Commercial dairy cows are kept in herds that can vary in size from fewer than five cows to several thousand in large commercial farming systems. There are around 250 million cows producing milk across the world. The European Union is the largest milk producer and has about 23 million dairy cows. This compares with ten million in North America and over six million in Australia and New Zealand. Milk production is also on the increase in South-East Asia, including countries not traditionally noted for their milk consumption, such as China, which now has over 12 million cows producing milk.

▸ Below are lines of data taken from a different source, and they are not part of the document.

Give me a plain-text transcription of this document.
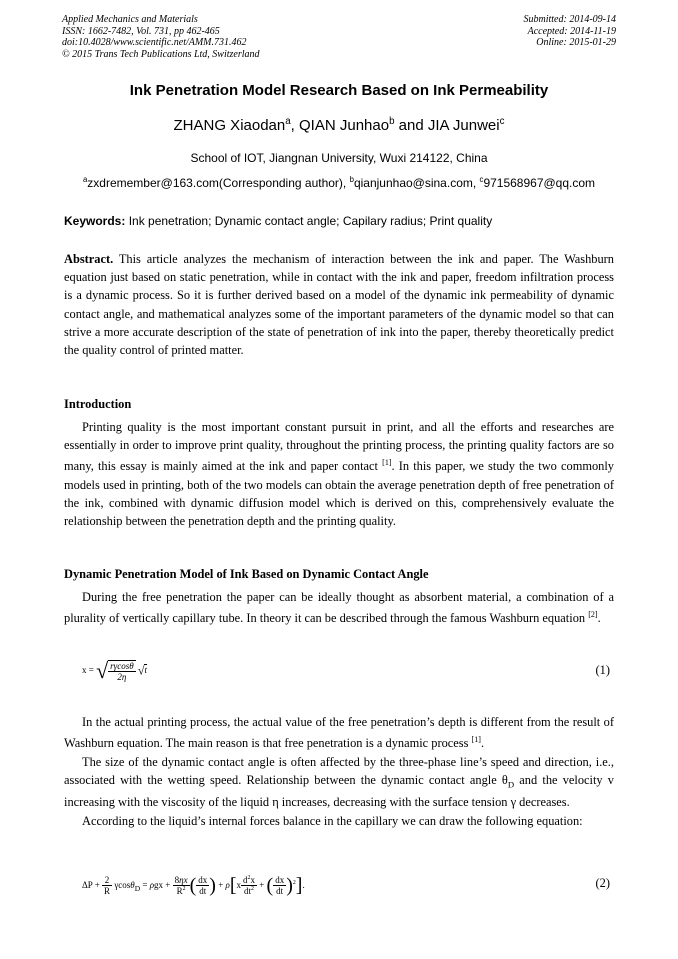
Applied Mechanics and Materials
ISSN: 1662-7482, Vol. 731, pp 462-465
doi:10.4028/www.scientific.net/AMM.731.462
© 2015 Trans Tech Publications Ltd, Switzerland
Submitted: 2014-09-14
Accepted: 2014-11-19
Online: 2015-01-29
Ink Penetration Model Research Based on Ink Permeability
ZHANG Xiaodan$^a$, QIAN Junhao$^b$ and JIA Junwei$^c$
School of IOT, Jiangnan University, Wuxi 214122, China
$^a$zxdremember@163.com(Corresponding author), $^b$qianjunhao@sina.com, $^c$971568967@qq.com
Keywords: Ink penetration; Dynamic contact angle; Capilary radius; Print quality

Abstract. This article analyzes the mechanism of interaction between the ink and paper. The Washburn equation just based on static penetration, while in contact with the ink and paper, freedom infiltration process is a dynamic process. So it is further derived based on a model of the dynamic ink permeability of dynamic contact angle, and mathematical analyzes some of the important parameters of the dynamic model so that can strive a more accurate description of the state of penetration of ink into the paper, thereby theoretically predict the quality control of printed matter.

Introduction

Printing quality is the most important constant pursuit in print, and all the efforts and researches are essentially in order to improve print quality, throughout the printing process, the printing quality factors are so many, this essay is mainly aimed at the ink and paper contact [1]. In this paper, we study the two commonly models used in printing, both of the two models can obtain the average penetration depth of free penetration of the ink, combined with dynamic diffusion model which is derived on this, comprehensively evaluate the relationship between the penetration depth and the printing quality.

Dynamic Penetration Model of Ink Based on Dynamic Contact Angle

During the free penetration the paper can be ideally thought as absorbent material, a combination of a plurality of vertically capillary tube. In theory it can be described through the famous Washburn equation [2].

x = √ $\frac{r\gamma\cos\theta}{2\eta} √t$	(1)

In the actual printing process, the actual value of the free penetration’s depth is different from the result of Washburn equation. The main reason is that free penetration is a dynamic process [1].

The size of the dynamic contact angle is often affected by the three-phase line’s speed and direction, i.e., associated with the wetting speed. Relationship between the dynamic contact angle $\theta_D$ and the velocity v increasing with the viscosity of the liquid η increases, decreasing with the surface tension γ decreases.

According to the liquid’s internal forces balance in the capillary we can draw the following equation:

$\Delta P + \frac{2}{R} \gamma\cos\theta_D = \rho gx + \frac{8\eta x}{R^2}$ ( $\frac{dx}{dt}$ ) + $\rho[x \frac{d^2x}{dt^2}$ + ( $\frac{dx}{dt} )^2$].	(2)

Over the last 50 years, dairy farming has become more intensive to increase the amount of milk produced by each cow. The Holstein-Friesian, the type of dairy cow most common in the UK, Europe and the USA has been bred to produce very high yields of milk. Around 22 litres per day is typical in the UK. The average yield in the US is even higher at over 30 litres per day. Milk production per cow has more than doubled in the past 40 years. If they were producing just enough to feed their calves, as nature intended, this would be about three or four litres a day.

In Namibia most dairy cows still have access to grazing on pasture for part of the day in summer, or even all year round. This is known as ‘zero grazing’, and is increasingly used in North America and parts of the UK for large and high yielding herds.

Intensive dairy farming results in an increasing number of welfare problems for dairy cows. Lectures were given at the workshop on how to prevent and deal with the most common health problems associated with increased dairy production.